Lack of evidence makes his claims easier to make. Aside from the blatant lawbreaking that happened during the collection of the bodies, and the refusal to answer family members’ questions about their loved ones, there is also reason to suspect that video evidence was destroyed and that fraudulent testimony was given in order to discredit the investigation and deflect responsibility for the deaths.

One way that victims’ family members were able to prove that their loved ones left the Palace alive is by identifying them on video recordings. But this was fraught with difficulties as the videos were not easy to come by – as the family members of one of the disappeared, Bernardo Beltrán Hernández, found out when they asked various media outlets for the videos and could not get copies. Colombian state prosecutor Ángela Maria Buitrago reported similar difficulties when trying to recover videos for her investigation, stating that 75 videos had simply disappeared.

1985 siege of the Palace of Justice

The Bogota Supreme Court burning in the 1985 siege.

Another way to prove that the disappeared didn’t die in the Palace is to rely on testimony from the soldiers and the police themselves. Unfortunately, two of these testimonies might have deepened the emotional trauma felt by the victims’ families. The first testimony, from police officer Ricardo Gámez Mazuera, claims Carlos Rodríguez left the Palace alive and was taken to the Casa del Florero to be tortured under the orders of Colonel Plazas Vega. His testimony was discredited by the Procurador’s Office, which pointed out he was not formally affiliated with state security services at that time. Those who defend Gámez say that it was common for the military to work with intelligence agents, as Gámez claims to have been. The second witness, Corporal Edgar Villamizar, gave testimony so riddled with inconsistencies that journalist Daniel Coronell suggested that Villamizar was sent by the military to frame Plazas Vega for crimes committed by people that the military wanted to protect.

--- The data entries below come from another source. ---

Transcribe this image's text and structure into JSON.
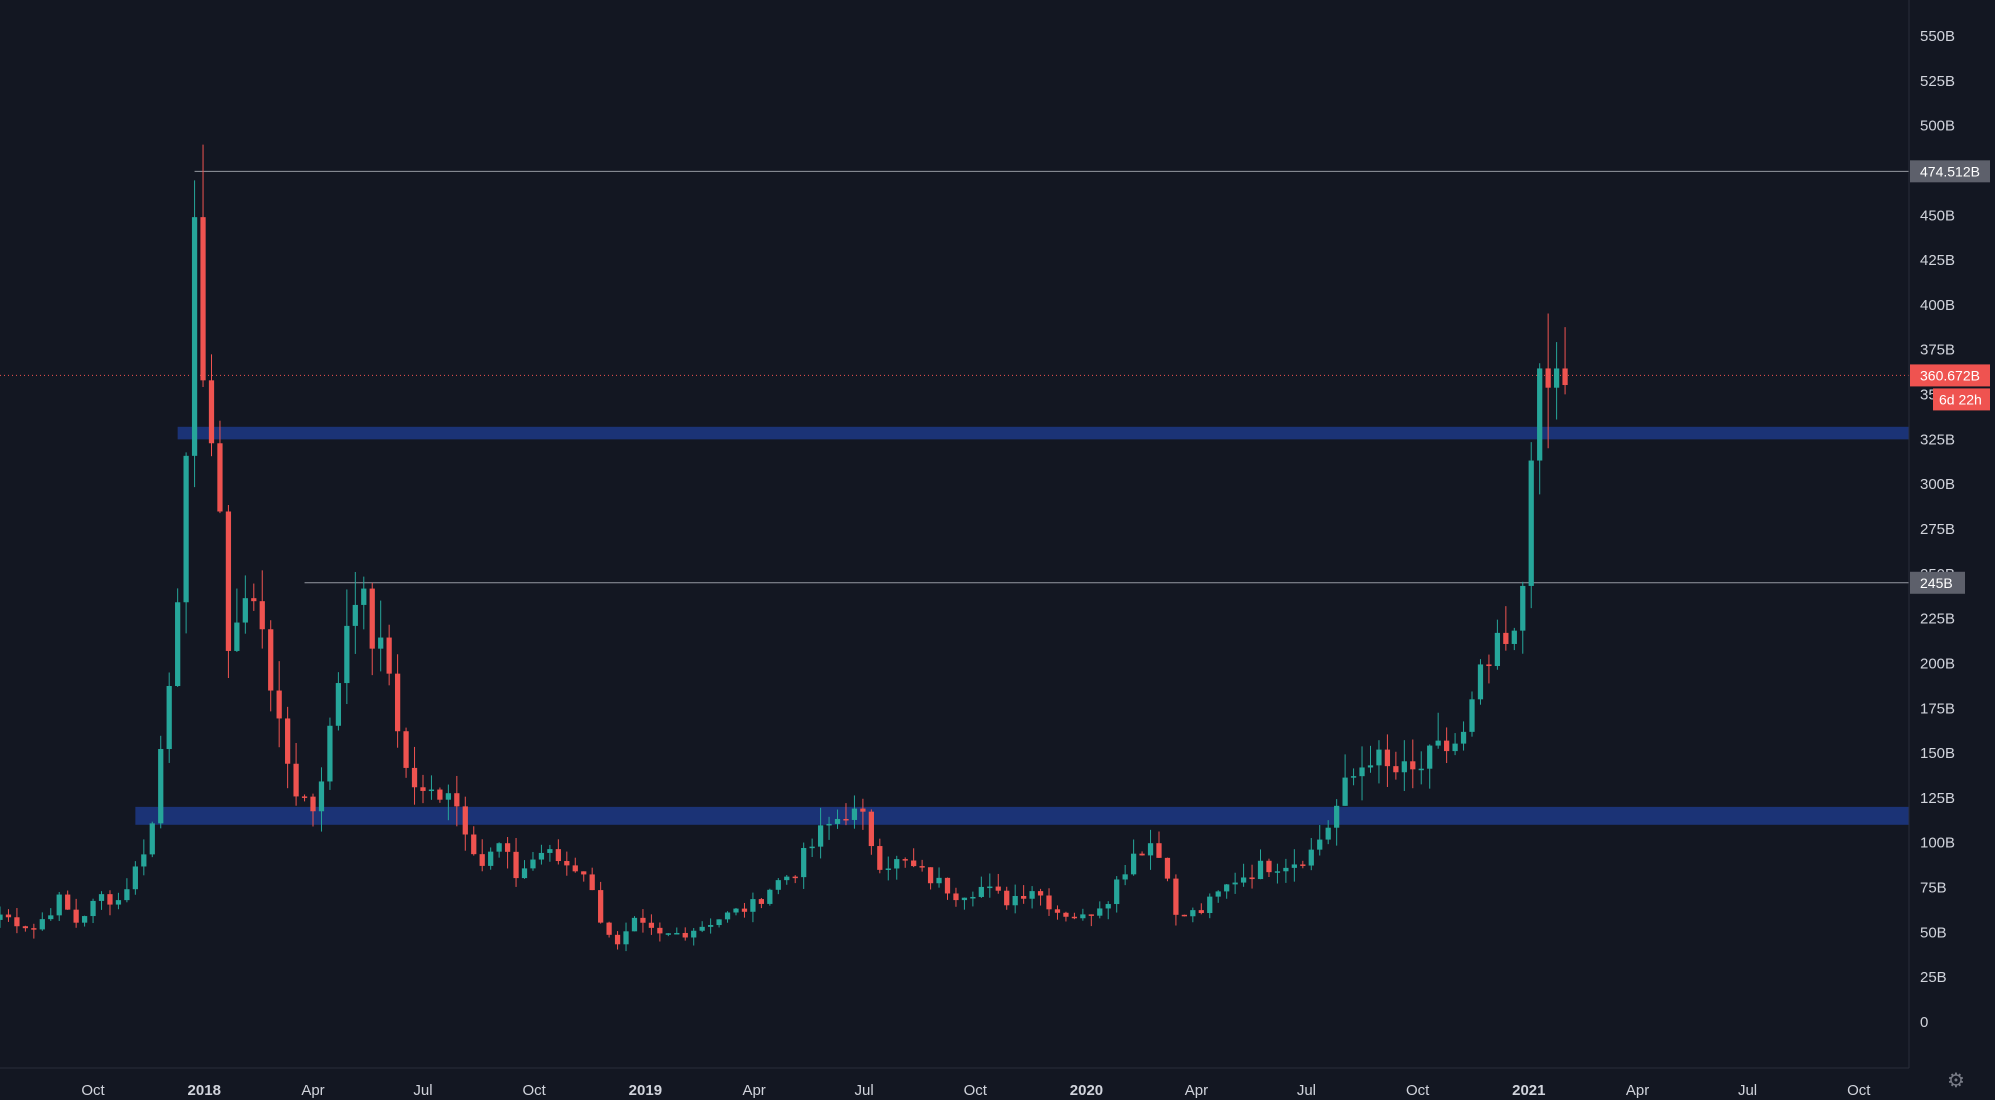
{
  "chart_data": {
    "type": "candlestick",
    "title": "",
    "xlabel": "",
    "ylabel": "",
    "y_unit": "B",
    "ylim": [
      -40,
      570
    ],
    "xlim": [
      "2017-07-16",
      "2021-10-31"
    ],
    "colors": {
      "up": "#26a69a",
      "down": "#ef5350",
      "zone": "#2962ff",
      "level": "#787b86",
      "background": "#131722"
    },
    "y_ticks": [
      "550B",
      "525B",
      "500B",
      "475B",
      "450B",
      "425B",
      "400B",
      "375B",
      "350B",
      "325B",
      "300B",
      "275B",
      "250B",
      "225B",
      "200B",
      "175B",
      "150B",
      "125B",
      "100B",
      "75B",
      "50B",
      "25B",
      "0"
    ],
    "y_tick_values": [
      550,
      525,
      500,
      475,
      450,
      425,
      400,
      375,
      350,
      325,
      300,
      275,
      250,
      225,
      200,
      175,
      150,
      125,
      100,
      75,
      50,
      25,
      0
    ],
    "x_ticks": [
      {
        "label": "Oct",
        "date": "2017-10-01",
        "bold": false
      },
      {
        "label": "2018",
        "date": "2018-01-01",
        "bold": true
      },
      {
        "label": "Apr",
        "date": "2018-04-01",
        "bold": false
      },
      {
        "label": "Jul",
        "date": "2018-07-01",
        "bold": false
      },
      {
        "label": "Oct",
        "date": "2018-10-01",
        "bold": false
      },
      {
        "label": "2019",
        "date": "2019-01-01",
        "bold": true
      },
      {
        "label": "Apr",
        "date": "2019-04-01",
        "bold": false
      },
      {
        "label": "Jul",
        "date": "2019-07-01",
        "bold": false
      },
      {
        "label": "Oct",
        "date": "2019-10-01",
        "bold": false
      },
      {
        "label": "2020",
        "date": "2020-01-01",
        "bold": true
      },
      {
        "label": "Apr",
        "date": "2020-04-01",
        "bold": false
      },
      {
        "label": "Jul",
        "date": "2020-07-01",
        "bold": false
      },
      {
        "label": "Oct",
        "date": "2020-10-01",
        "bold": false
      },
      {
        "label": "2021",
        "date": "2021-01-01",
        "bold": true
      },
      {
        "label": "Apr",
        "date": "2021-04-01",
        "bold": false
      },
      {
        "label": "Jul",
        "date": "2021-07-01",
        "bold": false
      },
      {
        "label": "Oct",
        "date": "2021-10-01",
        "bold": false
      }
    ],
    "horizontal_lines": [
      {
        "value": 474.512,
        "label": "474.512B",
        "start": "2017-12-24"
      },
      {
        "value": 245,
        "label": "245B",
        "start": "2018-03-25"
      }
    ],
    "zones": [
      {
        "low": 325,
        "high": 332,
        "start": "2017-12-10"
      },
      {
        "low": 110,
        "high": 120,
        "start": "2017-11-05"
      }
    ],
    "current_price": {
      "value": 360.672,
      "label": "360.672B",
      "countdown": "6d 22h"
    },
    "anchors": [
      [
        "2017-07-16",
        60
      ],
      [
        "2017-08-13",
        52
      ],
      [
        "2017-09-03",
        68
      ],
      [
        "2017-09-17",
        56
      ],
      [
        "2017-10-08",
        70
      ],
      [
        "2017-10-22",
        68
      ],
      [
        "2017-11-05",
        85
      ],
      [
        "2017-11-19",
        110
      ],
      [
        "2017-12-03",
        195
      ],
      [
        "2017-12-17",
        300
      ],
      [
        "2017-12-24",
        425
      ],
      [
        "2018-01-07",
        325
      ],
      [
        "2018-01-21",
        215
      ],
      [
        "2018-02-04",
        235
      ],
      [
        "2018-02-18",
        225
      ],
      [
        "2018-03-04",
        160
      ],
      [
        "2018-03-18",
        130
      ],
      [
        "2018-04-01",
        120
      ],
      [
        "2018-04-15",
        160
      ],
      [
        "2018-04-29",
        225
      ],
      [
        "2018-05-06",
        245
      ],
      [
        "2018-05-20",
        215
      ],
      [
        "2018-06-03",
        195
      ],
      [
        "2018-06-17",
        140
      ],
      [
        "2018-07-01",
        125
      ],
      [
        "2018-07-22",
        132
      ],
      [
        "2018-08-05",
        110
      ],
      [
        "2018-08-19",
        88
      ],
      [
        "2018-09-02",
        98
      ],
      [
        "2018-09-16",
        82
      ],
      [
        "2018-10-07",
        95
      ],
      [
        "2018-10-28",
        88
      ],
      [
        "2018-11-11",
        85
      ],
      [
        "2018-11-25",
        58
      ],
      [
        "2018-12-09",
        42
      ],
      [
        "2018-12-23",
        55
      ],
      [
        "2019-01-13",
        48
      ],
      [
        "2019-02-03",
        50
      ],
      [
        "2019-03-03",
        58
      ],
      [
        "2019-03-31",
        65
      ],
      [
        "2019-04-14",
        75
      ],
      [
        "2019-05-05",
        85
      ],
      [
        "2019-05-26",
        105
      ],
      [
        "2019-06-16",
        118
      ],
      [
        "2019-06-30",
        112
      ],
      [
        "2019-07-14",
        90
      ],
      [
        "2019-08-04",
        88
      ],
      [
        "2019-08-25",
        80
      ],
      [
        "2019-09-15",
        72
      ],
      [
        "2019-10-06",
        75
      ],
      [
        "2019-10-27",
        68
      ],
      [
        "2019-11-17",
        75
      ],
      [
        "2019-12-08",
        62
      ],
      [
        "2019-12-29",
        58
      ],
      [
        "2020-01-19",
        70
      ],
      [
        "2020-02-09",
        95
      ],
      [
        "2020-02-23",
        100
      ],
      [
        "2020-03-08",
        85
      ],
      [
        "2020-03-15",
        58
      ],
      [
        "2020-04-05",
        62
      ],
      [
        "2020-05-03",
        80
      ],
      [
        "2020-05-31",
        88
      ],
      [
        "2020-06-21",
        90
      ],
      [
        "2020-07-05",
        95
      ],
      [
        "2020-07-19",
        110
      ],
      [
        "2020-08-02",
        130
      ],
      [
        "2020-08-23",
        150
      ],
      [
        "2020-09-06",
        140
      ],
      [
        "2020-09-27",
        138
      ],
      [
        "2020-10-18",
        150
      ],
      [
        "2020-11-08",
        158
      ],
      [
        "2020-11-22",
        190
      ],
      [
        "2020-12-06",
        205
      ],
      [
        "2020-12-20",
        210
      ],
      [
        "2020-12-27",
        245
      ],
      [
        "2021-01-03",
        330
      ],
      [
        "2021-01-10",
        345
      ],
      [
        "2021-01-24",
        358
      ],
      [
        "2021-01-31",
        360
      ]
    ]
  },
  "ui": {
    "settings_icon": "gear-icon",
    "settings_glyph": "⚙"
  }
}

This trail of destroyed evidence and questionable witnesses could potentially lead to Plazas Vega walking out a free man. The families of the disappeared will be left without answers but with the knowledge that the military, possibly intentionally, took away their chances of ever knowing what happened to their loved ones.

Summary of the events


In 1984, Colombian President Belisario Betancur and the now-demobilised terrorist group M-19 agree to a ceasefire. The M-19 then claims that the government violated the ceasefire, and plans to take over the Palace of Justice. The group intends to put President Betancur on trial for this violation, with the Supreme Court as judges.

La toma (the takeover)

On November 6, 1985 at 11.40am, 35 members of the M-19 enter the Justice Palace. They take about 350 people hostage, including judges from the high courts the Consejo de Estado and the Supreme Court, and kill two security guards, Eulogio Blanco and Gerardo Díaz Arbeláez.

La retoma (the retaking)

At 1.57 pm, Colonel Luis Alfonso Plazas Vega leads tanks into the Palace of Justice, breaking through the large doors of the building. At 2pm, helicopters drop troops on the roof of the building. As the firefight intensifies, Supreme Court President Alfonso Reyes Echandía sends out a call for a ceasefire over RCN Radio, after several failed attempts to reach the President directly. Reyes also asked for a ceasefire directly from the President of Congress and from General Victor Delgado, but to no avail. President Betancur had already decided there would be no negotiations.

At 7am the next day, Betancur changes his mind and decides to negotiate. He gives the head of the Colombian Red Cross (his chosen representative in the negotiation), a message to take to the guerrillas, but the military doesn’t allow him to deliver it, arguing that it’s too dangerous.

At 2.20pm, the retoma is complete, and the government has regained control of the Palace of Justice. About 120 people had died. 12 people, among them Palace cafeteria staff and one M-19 member, would be subsequently reported as disappeared, with the military suspected of torturing and killing them.